Still, larger health systems like Northwell and Providence are playing with a different hand than smaller hospitals or private practices. With fewer resources immediately available and little opportunity to develop a new innovation strategy from the ground up, Vaezy said that groups shouldn't be afraid to reach out to their larger peers for guidance during a time of need.

"The name of the game is partnership. Just reach out ... to the folks at Northwell and the folks at Providence," she said. "When we created the initial COVID chatbot use case around symptom assessment working with Microsoft, we basically put the templates out there for the world to use. And Microsoft worked extensively with the CDC to make it available. Basically, any health system can use that for free."

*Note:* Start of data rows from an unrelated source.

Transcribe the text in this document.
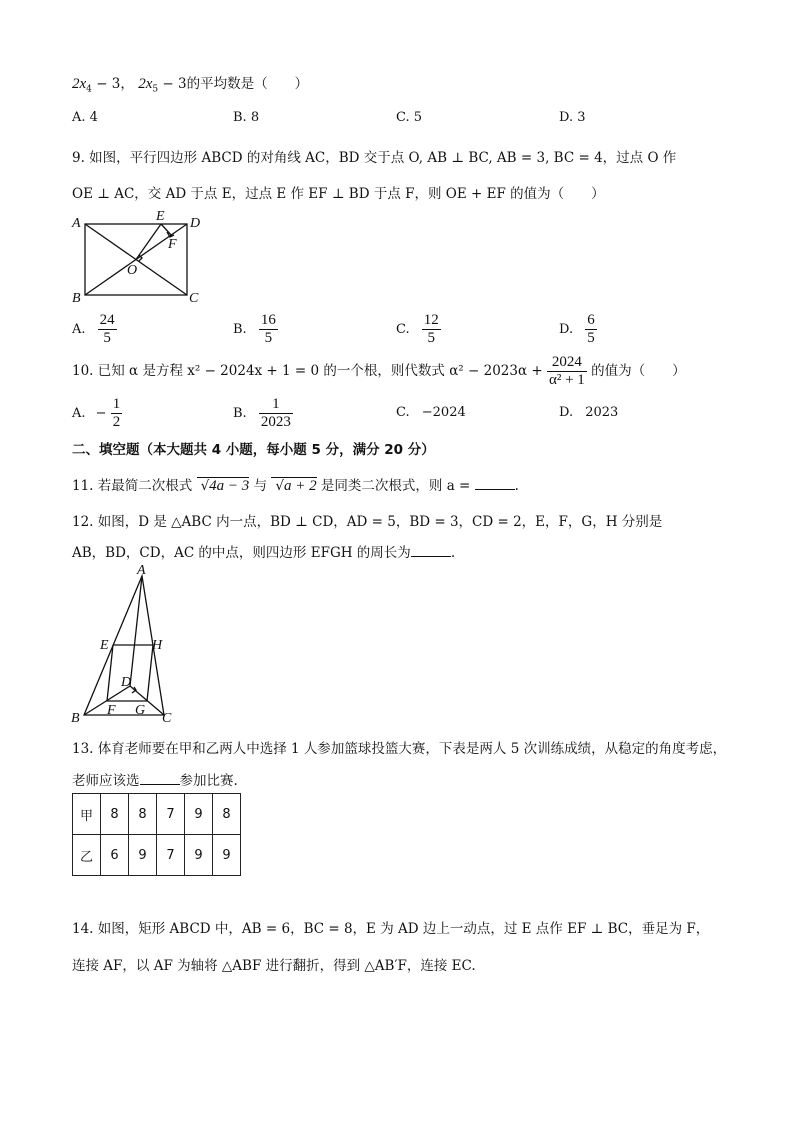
$2x_4 - 3$， $2x_5 - 3$的平均数是（　　）
A. 4	B. 8	C. 5	D. 3
9. 如图，平行四边形 ABCD 的对角线 AC，BD 交于点 O, AB ⊥ BC, AB = 3, BC = 4，过点 O 作
OE ⊥ AC，交 AD 于点 E，过点 E 作 EF ⊥ BD 于点 F，则 OE + EF 的值为（　　）
A
B	C
D
E
F
O
A. $\frac{24}{5}$	B. $\frac{16}{5}$	C. $\frac{12}{5}$	D. $\frac{6}{5}$
10. 已知 α 是方程 x² − 2024x + 1 = 0 的一个根，则代数式 $\alpha^2 - 2023\alpha + \frac{2024}{\text{α² + 1}}$ 的值为（　　）
A. − $\frac{1}{2}$	B. $\frac{1}{2023}$	C. −2024	D. 2023
二、填空题（本大题共 4 小题，每小题 5 分，满分 20 分）
11. 若最简二次根式 √4a − 3 与 √a + 2 是同类二次根式，则 a =	.
12. 如图，D 是 △ABC 内一点，BD ⊥ CD，AD = 5，BD = 3，CD = 2，E，F，G，H 分别是
AB，BD，CD，AC 的中点，则四边形 EFGH 的周长为	.
A
B	C
D
E
F G
H
13. 体育老师要在甲和乙两人中选择 1 人参加篮球投篮大赛，下表是两人 5 次训练成绩，从稳定的角度考虑，
老师应该选	参加比赛.
甲	8	8	7	9	8
乙	6	9	7	9	9
14. 如图，矩形 ABCD 中，AB = 6，BC = 8，E 为 AD 边上一动点，过 E 点作 EF ⊥ BC，垂足为 F，
连接 AF，以 AF 为轴将 △ABF 进行翻折，得到 △AB′F，连接 EC.
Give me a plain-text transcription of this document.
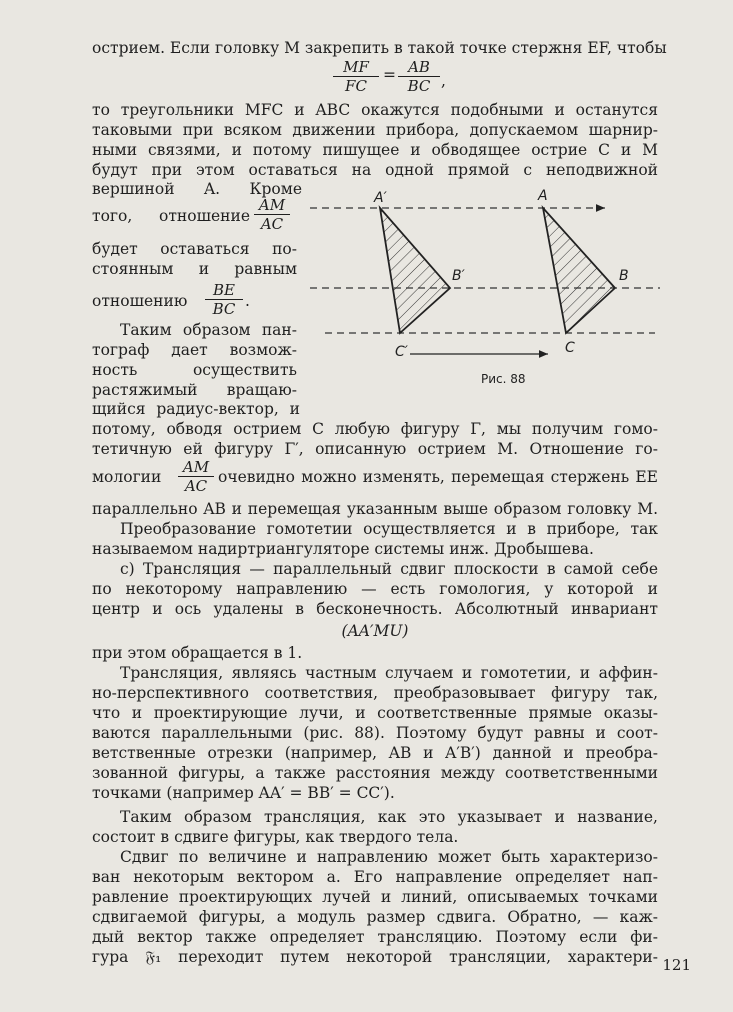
острием. Если головку M закрепить в такой точке стержня EF, чтобы
$\frac{MF}{FC} = \frac{AB}{BC}$ ,
то треугольники MFC и ABC окажутся подобными и останутся
таковыми при всяком движении прибора, допускаемом шарнир-
ными связями, и потому пишущее и обводящее острие C и M
будут при этом оставаться на одной прямой с неподвижной
вершиной A. Кроме
того, отношение $\frac{AM}{AC}$
будет оставаться по-
стоянным и равным
отношению $\frac{BE}{BC}$ .
Таким образом пан-
тограф дает возмож-
ность осуществить
растяжимый вращаю-
щийся радиус-вектор, и
A′	A
B′	B
C′	C
Рис. 88
потому, обводя острием C любую фигуру Γ, мы получим гомо-
тетичную ей фигуру Γ′, описанную острием M. Отношение го-
мологии $\frac{AM}{AC}$ очевидно можно изменять, перемещая стержень EE
параллельно AB и перемещая указанным выше образом головку M.
Преобразование гомотетии осуществляется и в приборе, так
называемом надиртриангуляторе системы инж. Дробышева.
c) Трансляция — параллельный сдвиг плоскости в самой себе
по некоторому направлению — есть гомология, у которой и
центр и ось удалены в бесконечность. Абсолютный инвариант
(AA′MU)
при этом обращается в 1.
Трансляция, являясь частным случаем и гомотетии, и аффин-
но-перспективного соответствия, преобразовывает фигуру так,
что и проектирующие лучи, и соответственные прямые оказы-
ваются параллельными (рис. 88). Поэтому будут равны и соот-
ветственные отрезки (например, AB и A′B′) данной и преобра-
зованной фигуры, а также расстояния между соответственными
точками (например AA′ = BB′ = CC′).
Таким образом трансляция, как это указывает и название,
состоит в сдвиге фигуры, как твердого тела.
Сдвиг по величине и направлению может быть характеризо-
ван некоторым вектором a. Его направление определяет нап-
равление проектирующих лучей и линий, описываемых точками
сдвигаемой фигуры, а модуль размер сдвига. Обратно, — каж-
дый вектор также определяет трансляцию. Поэтому если фи-
гура 𝔉₁ переходит путем некоторой трансляции, характери- 121
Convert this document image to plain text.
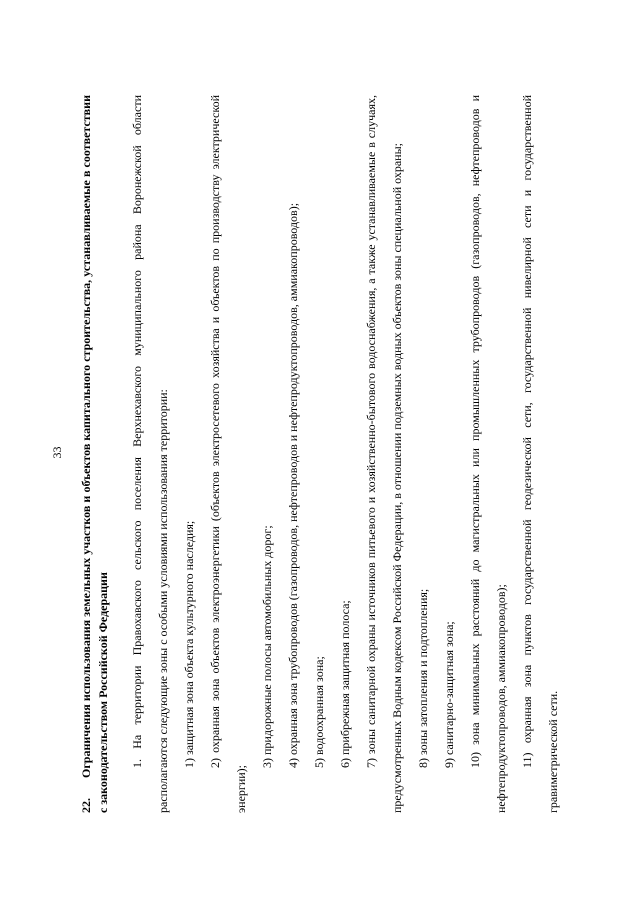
33
22.Ограничения использования земельных участков и объектов капитального строительства, устанавливаемые в соответствии с законодательством Российской Федерации	1. На территории Правохавского сельского поселения Верхнехавского муниципального района Воронежской области располагаются следующие зоны с особыми условиями использования территории:	1) защитная зона объекта культурного наследия;	2) охранная зона объектов электроэнергетики (объектов электросетевого хозяйства и объектов по производству электрической энергии);

3) придорожные полосы автомобильных дорог;	4) охранная зона трубопроводов (газопроводов, нефтепроводов и нефтепродуктопроводов, аммиакопроводов);	5) водоохранная зона;	6) прибрежная защитная полоса;	7) зоны санитарной охраны источников питьевого и хозяйственно-бытового водоснабжения, а также устанавливаемые в случаях, предусмотренных Водным кодексом Российской Федерации, в отношении подземных водных объектов зоны специальной охраны;	8) зоны затопления и подтопления;	9) санитарно-защитная зона;	10) зона минимальных расстояний до магистральных или промышленных трубопроводов (газопроводов, нефтепроводов и нефтепродуктопроводов, аммиакопроводов);	11) охранная зона пунктов государственной геодезической сети, государственной нивелирной сети и государственной гравиметрической сети.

As the health system inches closer to a full year of pandemic response, the initial sprint of rapid change has given way to a marathon. While certain processes or isolated components of a provider's operations may have adapted to the emergency, "that [doesn't] mean that the rest of everybody's infrastructure was ready to take that on, or make that sustainable for the long haul that we're on," Kagan-Trenchard said.

Providers should still be taking a long-term view of how they could improve their workflows, she said, and sometimes an emergency pivot can highlight which processes were necessary and which could be trimmed down. When looking at virtual visits, for example, her organization realized that not every form needed to be filled out ahead of time, and certain intake questions or administrative tasks shouldn't be handled by busy clinicians during the appointment itself.

This type of process improvement can work alongside automation or tool adoption to improve long-term workflow, Vaezy said. What's most important though is that teams begin to think about the \changes their emergency responses brought about before their extra burdens get out of hand.

"Let's look forward. How do we actually incorporate the workflow much more deeply?" Vaezy said. "Understand what's appropriately done via telehealth both episodically as well as longitudinally, and then build a care model around it that's more sustainable for the providers. That's our goal. Immediate workflow changes are – whatever, you do whatever you've got to do to get it done. But what's important is what you do next to make it sustainable for your providers so they can actually build their practices around it."